A private member’s bill to provide the offense of public sexual harassment based on sex is progressing through Parliament and, on December 9, 2022, the government announced its support for the bill. The bill, titled Protection from Sex-based Harassment in Public, will add a new section 4B to the Public Order Act 1986 and provide for an offense of “intentional harassment, alarm or distress on account of sex.” While there are a wide range of offenses that cover acts that amount to harassment, there is no specific offense of public sexual harassment based upon sex. The offense builds upon the current offense of intentional harassment, alarm, or distress, and increases the penalty from the current maximum punishment of up to six months’ imprisonment to up to two years’ imprisonment or a fine upon conviction on indictment, or both. As of December 12, 2022, the bill was in the committee stage in the House of Commons.
Government support of the bill, which builds upon the government’s Tackling Violence Against Women and Girls Strategy, was announced after it published its response to a targeted consultation on December 8, 2022. The consultation considered whether a criminal offense of public sexual harassment should be introduced. The government sent the consultation to specific bodies, sectors, and institutions including, but not limited to, schools, the legal sector, police, charities working with women and girls, transportation organizations, local government, and specialist academia. While the government appeared initially resistant to legislation in this area, in its response to the consultation, the government determined that an offense of public sexual harassment should be introduced and that such a law would have a deterrent effect, provide clarity for both the public and police, emphasize the severity of the offense, and encourage reporting the offense. The government also noted that the introduction of the crime would raise awareness, “drive cultural change,” and address concerns that “the existing law is insufficient to deal with public sexual harassment.”
The majority of respondents to the targeted consultation stated they preferred that a higher sentence be available for offensive behavior that falls within the existing section 4A of the Public Order Act 1986 when it is a result of the victim’s sex and that a nonprescriptive list of behaviors the section applies to should be included.
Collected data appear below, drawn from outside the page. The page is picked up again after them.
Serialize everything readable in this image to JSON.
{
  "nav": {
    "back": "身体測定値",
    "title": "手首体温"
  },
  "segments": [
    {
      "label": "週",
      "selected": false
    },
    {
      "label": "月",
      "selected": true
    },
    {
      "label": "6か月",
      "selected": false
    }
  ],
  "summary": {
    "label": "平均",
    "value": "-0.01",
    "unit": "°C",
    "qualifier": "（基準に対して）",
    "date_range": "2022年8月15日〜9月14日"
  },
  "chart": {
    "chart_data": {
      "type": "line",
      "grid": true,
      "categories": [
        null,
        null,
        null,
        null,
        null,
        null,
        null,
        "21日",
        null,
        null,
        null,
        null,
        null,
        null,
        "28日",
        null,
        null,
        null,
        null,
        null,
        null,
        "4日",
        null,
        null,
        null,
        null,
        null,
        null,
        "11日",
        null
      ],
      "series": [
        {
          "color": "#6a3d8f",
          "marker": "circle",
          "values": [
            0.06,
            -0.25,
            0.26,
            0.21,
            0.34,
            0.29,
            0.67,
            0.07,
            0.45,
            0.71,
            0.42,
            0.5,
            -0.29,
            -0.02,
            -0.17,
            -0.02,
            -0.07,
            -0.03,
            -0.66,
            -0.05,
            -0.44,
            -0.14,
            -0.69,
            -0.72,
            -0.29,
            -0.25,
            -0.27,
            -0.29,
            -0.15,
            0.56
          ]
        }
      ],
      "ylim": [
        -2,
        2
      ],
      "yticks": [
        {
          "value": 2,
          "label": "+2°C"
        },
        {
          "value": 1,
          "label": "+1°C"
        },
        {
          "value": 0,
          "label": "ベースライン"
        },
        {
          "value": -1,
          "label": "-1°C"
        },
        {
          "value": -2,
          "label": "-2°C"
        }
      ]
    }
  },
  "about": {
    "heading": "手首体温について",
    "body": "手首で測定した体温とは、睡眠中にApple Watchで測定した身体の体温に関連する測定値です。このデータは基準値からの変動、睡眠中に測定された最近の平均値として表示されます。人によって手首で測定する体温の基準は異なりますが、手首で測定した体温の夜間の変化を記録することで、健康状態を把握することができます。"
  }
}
The government determined that the higher sentence for a section 4A offense was the appropriate approach, but that including a list of defined behaviors in the law could “become prescriptive, [could] rapidly become out of date as new behaviours emerge, and, although such lists are illustrative only, in practice they [could] have the effect of ruling out other types of behaviour from being considered.”
This approach is contained in the Protection from Sex-based Harassment in Public bill as it is currently written.